AI Navigate

S3T-Former: A Purely Spike-Driven State-Space Topology Transformer for Skeleton Action Recognition

arXiv cs.AI / 3/20/2026

📰 NewsModels & Research

Key Points

  • S3T-Former is proposed as the first purely spike-driven Transformer for energy-efficient skeleton action recognition, addressing power concerns on edge devices.
  • It introduces Multi-Stream Anatomical Spiking Embedding (M-ASE) to convert multimodal skeleton features into highly sparse event streams, reducing dense computations.
  • Lateral Spiking Topology Routing (LSTR) enables on-demand spike propagation and the Spiking State-Space (S3) Engine captures long-range temporal dynamics without non-sparse spectral processing.
  • Experiments on large-scale datasets show competitive accuracy with theoretical energy savings, setting a new state-of-the-art in neuromorphic action recognition.

Abstract

Skeleton-based action recognition is crucial for multimedia applications but heavily relies on power-hungry Artificial Neural Networks (ANNs), limiting their deployment on resource-constrained edge devices.

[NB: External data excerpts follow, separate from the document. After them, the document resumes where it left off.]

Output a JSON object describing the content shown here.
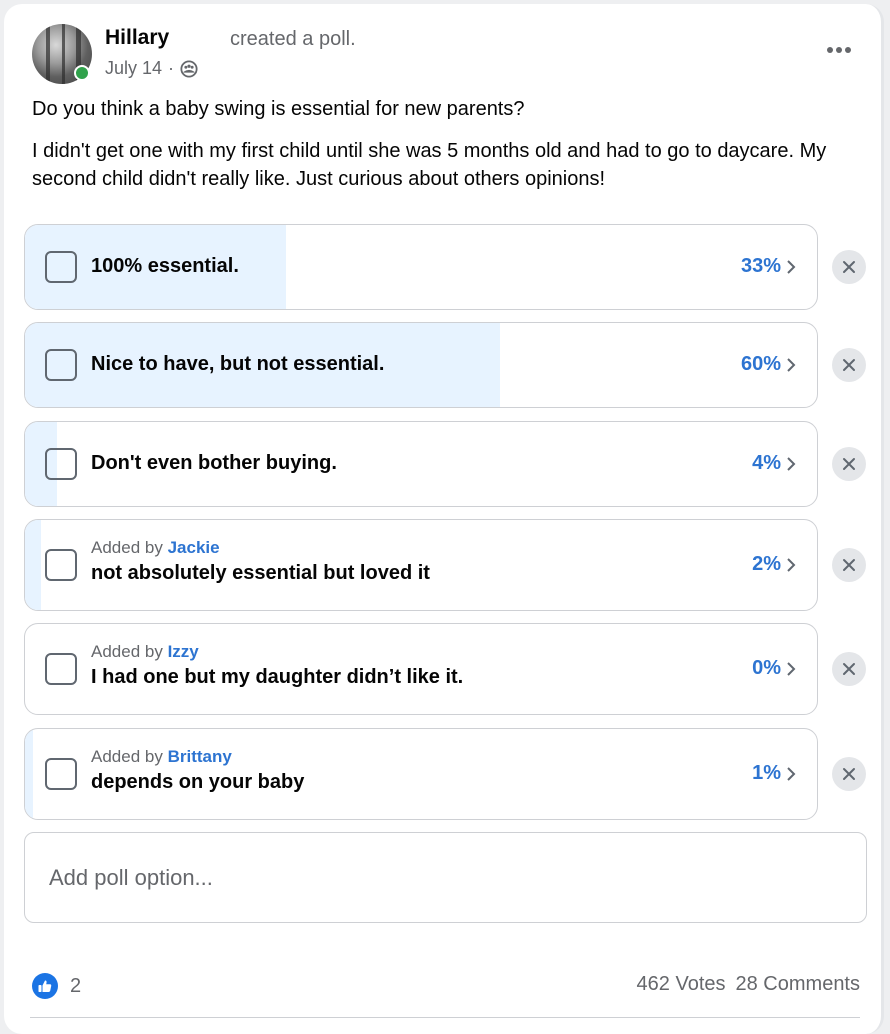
{
  "post": {
    "author": "Hillary",
    "action": "created a poll.",
    "date": "July 14",
    "separator": "·",
    "audience_icon": "group-members-icon",
    "online": true,
    "more_icon": "more-options-icon"
  },
  "poll": {
    "question": "Do you think a baby swing is essential for new parents?",
    "description": "I didn't get one with my first child until she was 5 months old and had to go to daycare. My second child didn't really like. Just curious about others opinions!",
    "added_by_prefix": "Added by",
    "options": [
      {
        "label": "100% essential.",
        "percent": 33,
        "percent_label": "33%",
        "added_by": null
      },
      {
        "label": "Nice to have, but not essential.",
        "percent": 60,
        "percent_label": "60%",
        "added_by": null
      },
      {
        "label": "Don't even bother buying.",
        "percent": 4,
        "percent_label": "4%",
        "added_by": null
      },
      {
        "label": "not absolutely essential but loved it",
        "percent": 2,
        "percent_label": "2%",
        "added_by": "Jackie"
      },
      {
        "label": "I had one but my daughter didn’t like it.",
        "percent": 0,
        "percent_label": "0%",
        "added_by": "Izzy"
      },
      {
        "label": "depends on your baby",
        "percent": 1,
        "percent_label": "1%",
        "added_by": "Brittany"
      }
    ],
    "add_option_placeholder": "Add poll option..."
  },
  "footer": {
    "reaction_icon": "like-icon",
    "reaction_count": "2",
    "votes": "462 Votes",
    "comments": "28 Comments"
  },
  "colors": {
    "accent": "#2d74d1",
    "fill": "#e7f3ff",
    "online": "#31a24c",
    "like": "#1b74e4"
  }
}
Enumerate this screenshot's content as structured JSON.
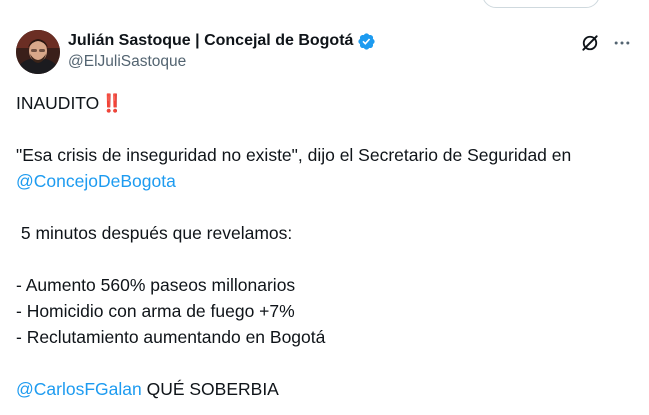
{
  "tweet": {
    "author": {
      "display_name": "Julián Sastoque | Concejal de Bogotá",
      "handle": "@ElJuliSastoque",
      "verified": true
    },
    "icons": {
      "grok": "grok-icon",
      "more": "more-icon",
      "verified": "verified-badge-icon",
      "emoji": "double-exclamation-icon"
    },
    "text": {
      "line1": "INAUDITO",
      "emoji": "‼️",
      "line2": "\"Esa crisis de inseguridad no existe\", dijo el Secretario de Seguridad en",
      "mention1": "@ConcejoDeBogota",
      "line3": " 5 minutos después que revelamos:",
      "bullet1": "- Aumento 560% paseos millonarios",
      "bullet2": "- Homicidio con arma de fuego +7%",
      "bullet3": "- Reclutamiento aumentando en Bogotá",
      "mention2": "@CarlosFGalan",
      "closing": " QUÉ SOBERBIA"
    },
    "colors": {
      "text": "#0f1419",
      "secondary": "#536471",
      "link": "#1d9bf0",
      "verified": "#1d9bf0"
    }
  }
}
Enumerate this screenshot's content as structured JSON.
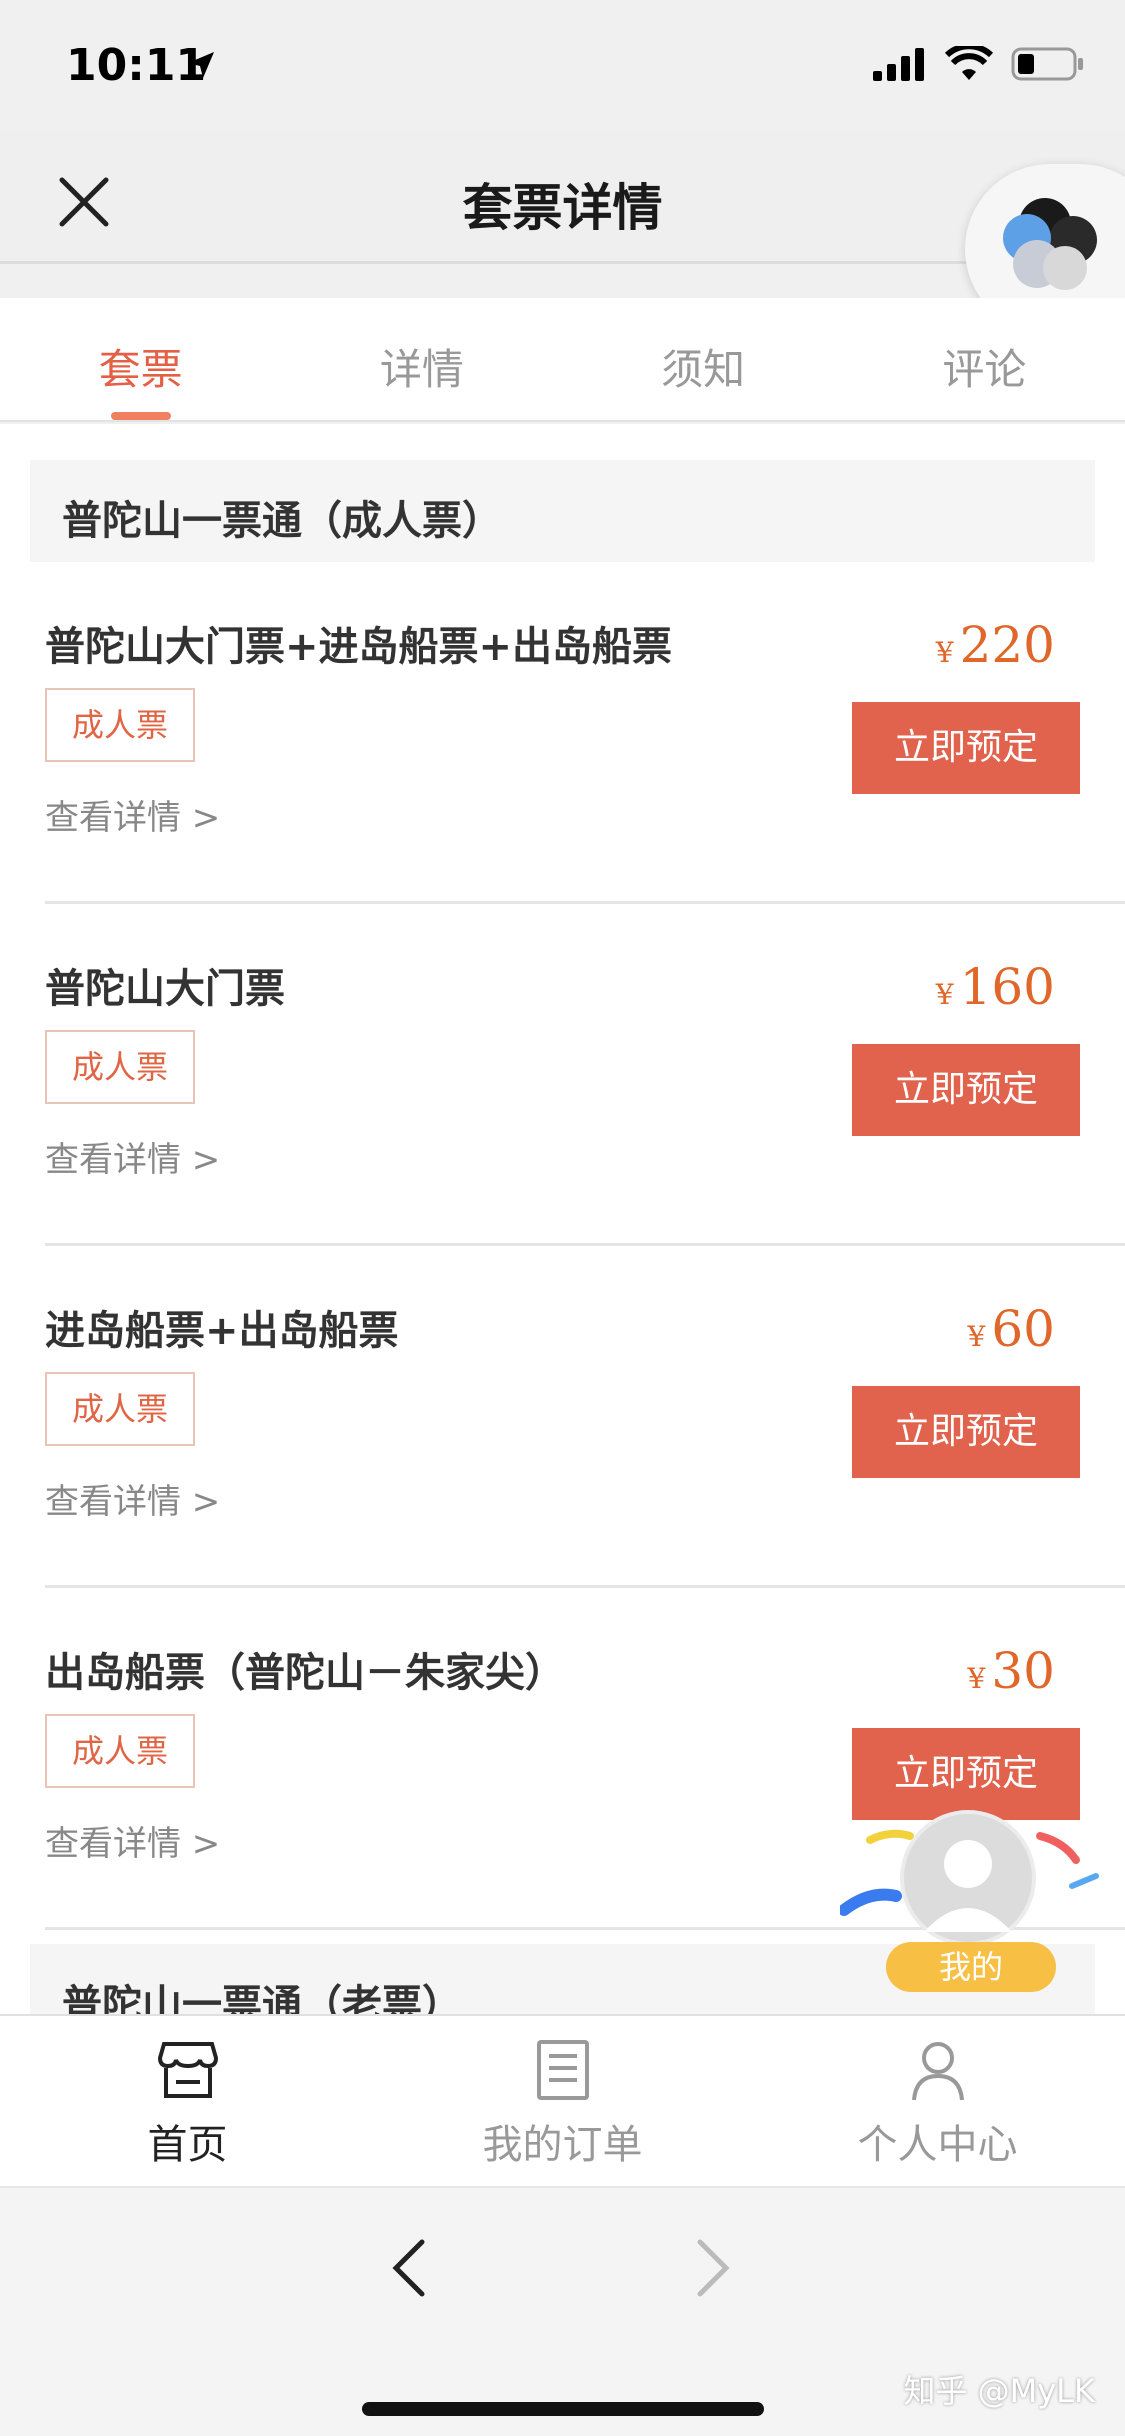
{
  "status_bar": {
    "time": "10:11"
  },
  "nav": {
    "title": "套票详情"
  },
  "tabs": [
    {
      "label": "套票",
      "active": true
    },
    {
      "label": "详情",
      "active": false
    },
    {
      "label": "须知",
      "active": false
    },
    {
      "label": "评论",
      "active": false
    }
  ],
  "sections": [
    {
      "title": "普陀山一票通（成人票）",
      "tickets": [
        {
          "name": "普陀山大门票+进岛船票+出岛船票",
          "tag": "成人票",
          "detail": "查看详情 >",
          "currency": "¥",
          "price": "220",
          "button": "立即预定"
        },
        {
          "name": "普陀山大门票",
          "tag": "成人票",
          "detail": "查看详情 >",
          "currency": "¥",
          "price": "160",
          "button": "立即预定"
        },
        {
          "name": "进岛船票+出岛船票",
          "tag": "成人票",
          "detail": "查看详情 >",
          "currency": "¥",
          "price": "60",
          "button": "立即预定"
        },
        {
          "name": "出岛船票（普陀山－朱家尖）",
          "tag": "成人票",
          "detail": "查看详情 >",
          "currency": "¥",
          "price": "30",
          "button": "立即预定"
        }
      ]
    }
  ],
  "next_section_title": "普陀山一票通（老票）",
  "floating_mine": {
    "label": "我的"
  },
  "bottom_nav": [
    {
      "label": "首页",
      "icon": "store-icon",
      "active": true
    },
    {
      "label": "我的订单",
      "icon": "order-list-icon",
      "active": false
    },
    {
      "label": "个人中心",
      "icon": "user-icon",
      "active": false
    }
  ],
  "watermark": "知乎 @MyLK",
  "colors": {
    "accent": "#e1634d",
    "price": "#e0662a",
    "tab_active": "#e35f45"
  }
}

Spiking Neural Networks (SNNs) provide an energy-efficient alternative; however, existing spiking models for skeleton data often compromise the intrinsic sparsity of SNNs by resorting to dense matrix aggregations, heavy multimodal fusion modules, or non-sparse frequency domain transformations. Furthermore, they severely suffer from the short-term amnesia of spiking neurons. In this paper, we propose the Spiking State-Space Topology Transformer (S3T-Former), which, to the best of our knowledge, is the first purely spike-driven Transformer architecture specifically designed for energy-efficient skeleton action recognition. Rather than relying on heavy fusion overhead, we formulate a Multi-Stream Anatomical Spiking Embedding (M-ASE) that acts as a generalized kinematic differential operator, elegantly transforming multimodal skeleton features into heterogeneous, highly sparse event streams. To achieve true topological and temporal sparsity, we introduce Lateral Spiking Topology Routing (LSTR) for on-demand conditional spike propagation, and a Spiking State-Space (S3) Engine to systematically capture long-range temporal dynamics without non-sparse spectral workarounds. Extensive experiments on multiple large-scale datasets demonstrate that S3T-Former achieves highly competitive accuracy while theoretically reducing energy consumption compared to classic ANNs, establishing a new state-of-the-art for energy-efficient neuromorphic action recognition.